Thanks in part to county policies, homeschooling has gone from a fringe movement to a thriving alternative that exists symbiotically with the county public school system.

Twenty years ago, a family who chose to homeschool their children might have been labeled “hippies" for bucking the traditional public school system. Today, there is a strong undercurrent of support for the homeschooling movement flowing through Prince William County. Homeschooling, once seen as a small, alternative culture, is now growing strong.

Occoquan District School Board member Grant Lattin said he first encountered concerns among homeschooling parents in 2004 while going door-to-door meeting constituents while campaigning. He said there was “a frustration amongst homeschoolers that the Prince William County Schools were not as helpful as they could be.” 

Lattin and fellow board members decided that they needed to see what they could do to make homeschoolers as welcome within the PWCS as anybody else.

“We asked the superintendent to ensure that this was not a confrontational process, that people were welcome to come in and register,” Lattin said.

In June 2005, the county passed homeschooling legislation removing the “approval before removal” requirement which often made it difficult for families transitioning into homeschooling to remain compliant with the law. The revised legislation provided the time needed for families to make the decision to homeschool and file the appropriate documents without feeling pressured by the school district. 

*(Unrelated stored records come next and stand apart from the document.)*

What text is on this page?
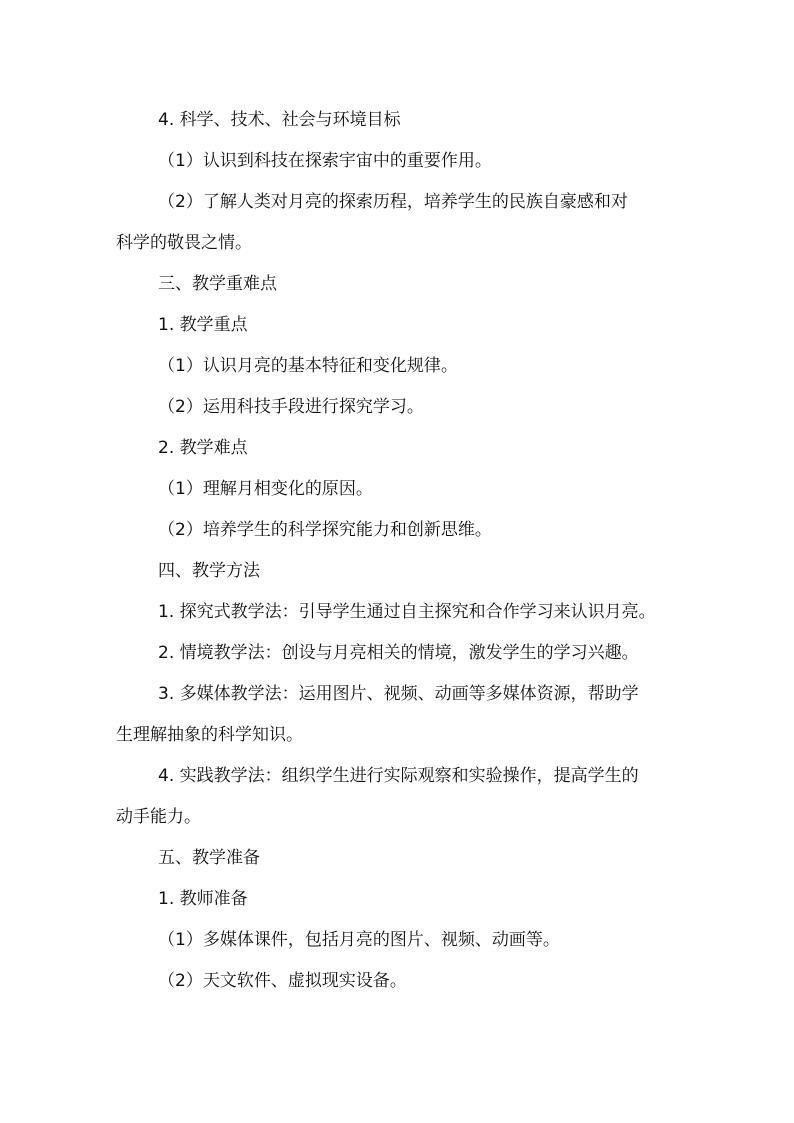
4. 科学、技术、社会与环境目标

（1）认识到科技在探索宇宙中的重要作用。

（2）了解人类对月亮的探索历程，培养学生的民族自豪感和对

科学的敬畏之情。

三、教学重难点

1. 教学重点

（1）认识月亮的基本特征和变化规律。

（2）运用科技手段进行探究学习。

2. 教学难点

（1）理解月相变化的原因。

（2）培养学生的科学探究能力和创新思维。

四、教学方法

1. 探究式教学法：引导学生通过自主探究和合作学习来认识月亮。

2. 情境教学法：创设与月亮相关的情境，激发学生的学习兴趣。

3. 多媒体教学法：运用图片、视频、动画等多媒体资源，帮助学

生理解抽象的科学知识。

4. 实践教学法：组织学生进行实际观察和实验操作，提高学生的

动手能力。

五、教学准备

1. 教师准备

（1）多媒体课件，包括月亮的图片、视频、动画等。

（2）天文软件、虚拟现实设备。
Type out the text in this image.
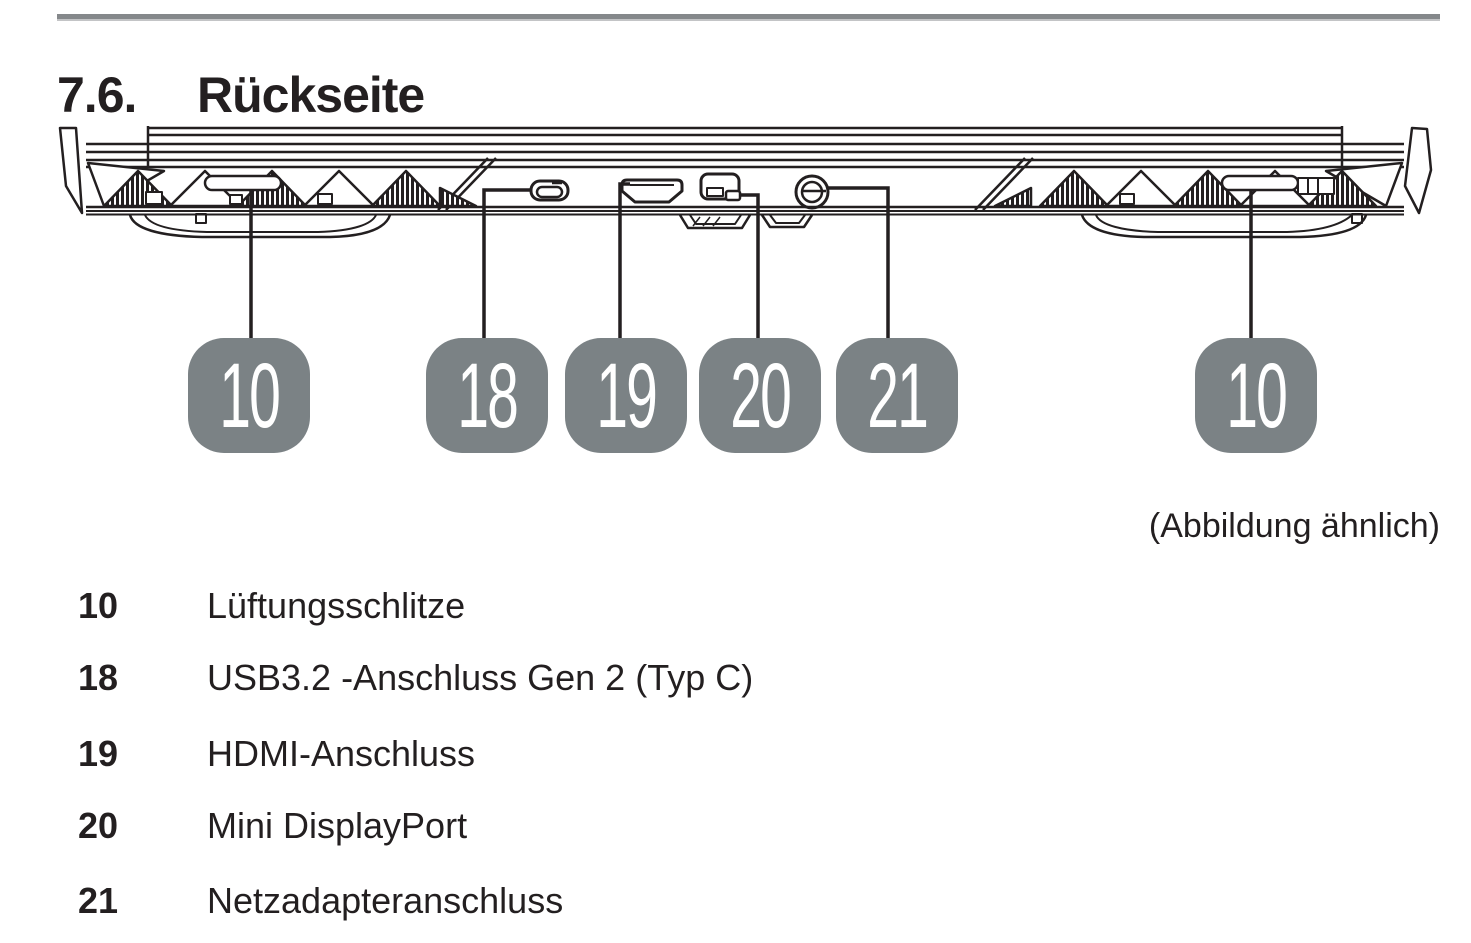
7.6. Rückseite
10 18 19 20 21	10
(Abbildung ähnlich)
10 Lüftungsschlitze
18 USB3.2 -Anschluss Gen 2 (Typ C)
19 HDMI-Anschluss
20 Mini DisplayPort
21 Netzadapteranschluss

In addition to more user-friendly procedures and an improvement in attitude, Lattin said that Prince William County and other Northern Virginia school districts led the way in the Commonwealth with another major policy change regarding home instruction.  

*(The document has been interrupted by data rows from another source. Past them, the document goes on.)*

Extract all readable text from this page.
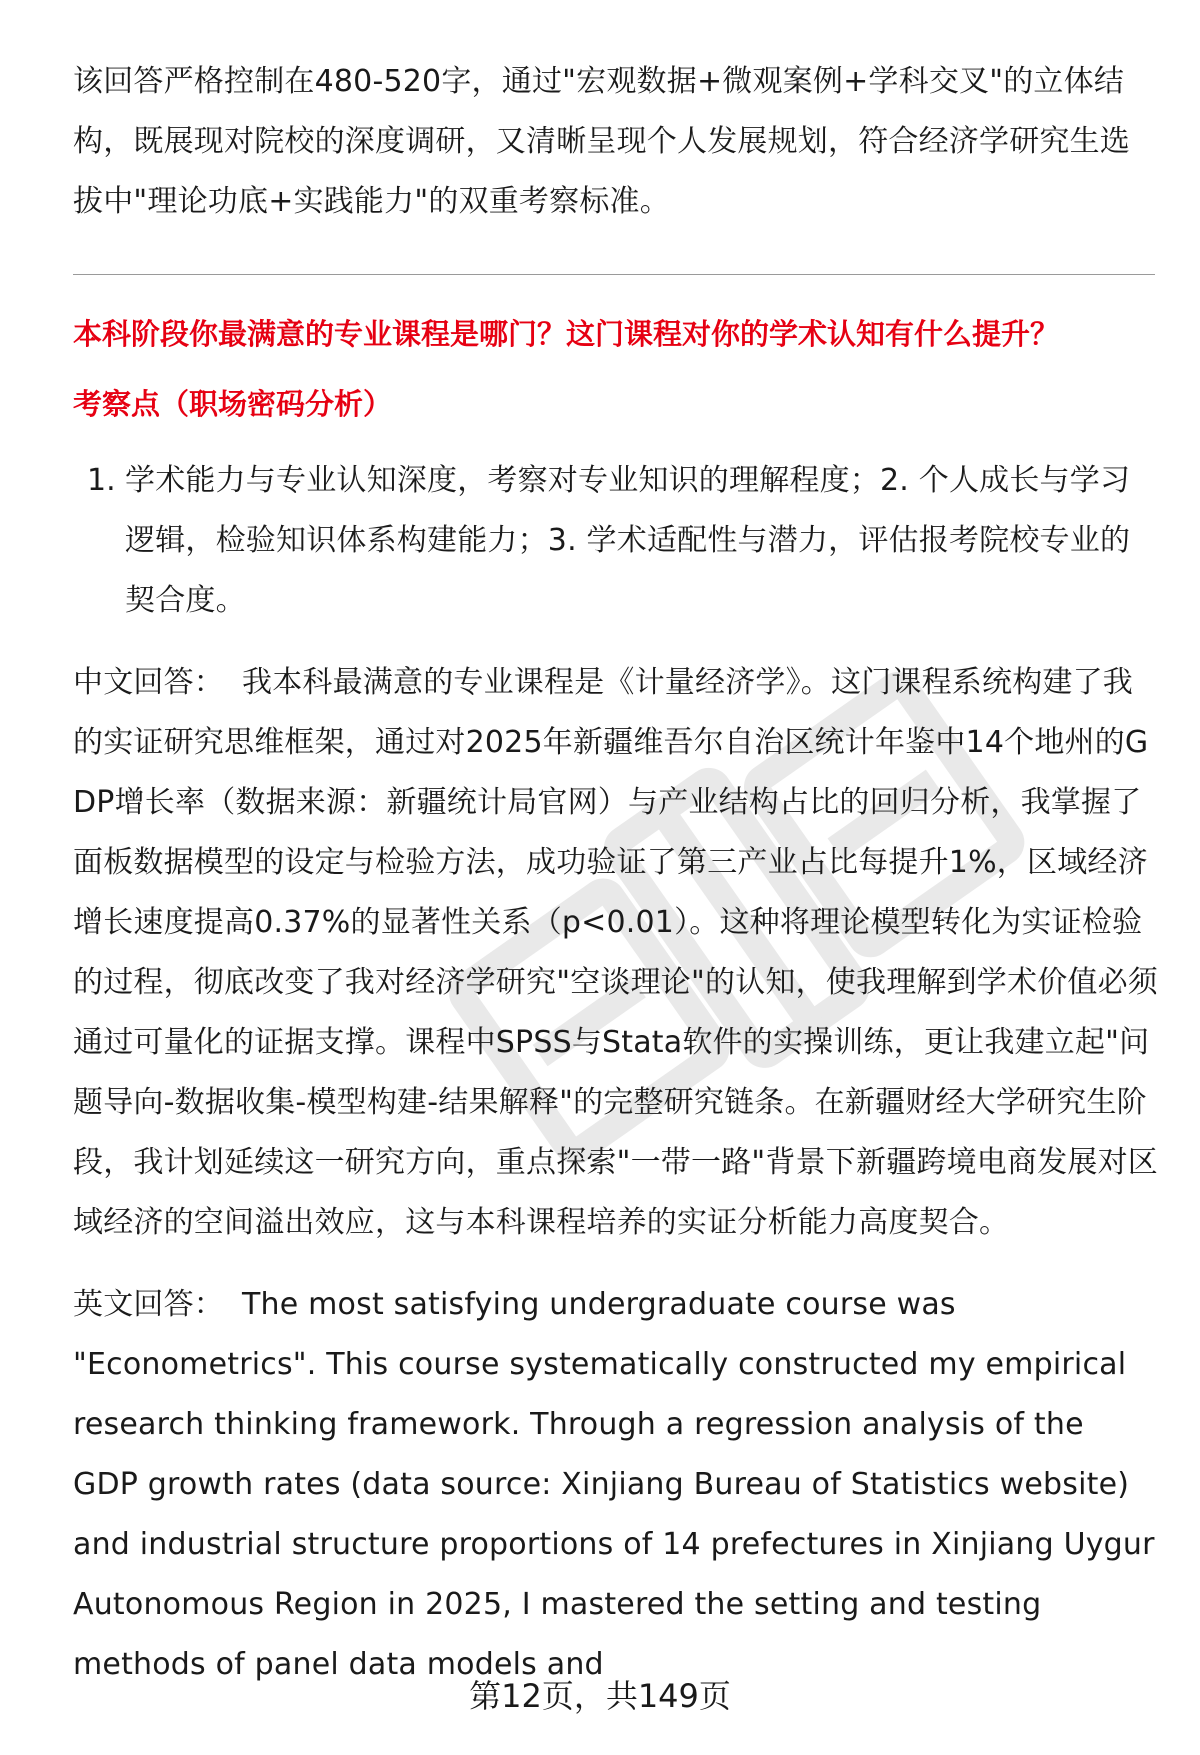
该回答严格控制在480-520字，通过"宏观数据+微观案例+学科交叉"的立体结构，既展现对院校的深度调研，又清晰呈现个人发展规划，符合经济学研究生选拔中"理论功底+实践能力"的双重考察标准。

本科阶段你最满意的专业课程是哪门？这门课程对你的学术认知有什么提升？
考察点（职场密码分析）
1. 学术能力与专业认知深度，考察对专业知识的理解程度；2. 个人成长与学习逻辑，检验知识体系构建能力；3. 学术适配性与潜力，评估报考院校专业的契合度。

中文回答： 我本科最满意的专业课程是《计量经济学》。这门课程系统构建了我的实证研究思维框架，通过对2025年新疆维吾尔自治区统计年鉴中14个地州的GDP增长率（数据来源：新疆统计局官网）与产业结构占比的回归分析，我掌握了面板数据模型的设定与检验方法，成功验证了第三产业占比每提升1%，区域经济增长速度提高0.37%的显著性关系（p<0.01）。这种将理论模型转化为实证检验的过程，彻底改变了我对经济学研究"空谈理论"的认知，使我理解到学术价值必须通过可量化的证据支撑。课程中SPSS与Stata软件的实操训练，更让我建立起"问题导向-数据收集-模型构建-结果解释"的完整研究链条。在新疆财经大学研究生阶段，我计划延续这一研究方向，重点探索"一带一路"背景下新疆跨境电商发展对区域经济的空间溢出效应，这与本科课程培养的实证分析能力高度契合。

英文回答： The most satisfying undergraduate course was "Econometrics". This course systematically constructed my empirical research thinking framework. Through a regression analysis of the GDP growth rates (data source: Xinjiang Bureau of Statistics website) and industrial structure proportions of 14 prefectures in Xinjiang Uygur Autonomous Region in 2025, I mastered the setting and testing methods of panel data models and

第12页，共149页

“We allowed homeschoolers to take classes in the public schools on a space available basis, and that was very well received by homeschooler students and parents," Lattin said.

Since the change, Lattin said he hasn’t had a single complaint from a homeschooling parent in his district.

In Prince William County, the number of students registered for homeschool instruction has increased by 9 percent in the past two years whereas the county’s overall student population has only grown by 3 percent, and the rise is expected to continue. For comparison's sake, the Department of Education has estimated that the national homeschool population has grown at the rate of 8.3 percent per year over the past four years.

According to the National Home Education Research Institute (NHERI), there's reason to believe that we would expect to see a surge in the number of children being homeschooled over the next ten years, as "those individuals who were being home educated in the 1990s may begin to home school their own school-age children."

The NHERI research found that most families decide to homeschool for multiple reasons, including: to customize learning environments and curriculum for their child, provide structured social interactions with peers, provide a safer environment because of exposure to violence, drugs and alcohol, mental abuse, and "improper and unhealthy sexuality associated with institutional schools," and teach a particular set of values and beliefs.

“[Homeschoolers] tell us, 'Don’t try to lump homeschoolers in a single group. We all have different reasons for doing what we do,'" Lattin said.

For homeschooling mom of six, Amanda Mattson, homeschooling met two needs for her family. It offered a learning environment where her son, diagnosed with Attention Deficit Disorder, could thrive without the use of medication, and it provided a Catholic education for her children without the hefty price tag associated with parochial school.

Missie Gautsch, mom of three, has homeschooled her children from the very beginning.

“It was a combination of a lot of things: moving around a lot as military, the idea of sending our six-year-old to full day school was not appealing, and our oldest could read fluently before she entered kindergarten. I was worried she would go to kindergarten and be bored or be a pest because the things they taught, she already knew,” Gautsch said.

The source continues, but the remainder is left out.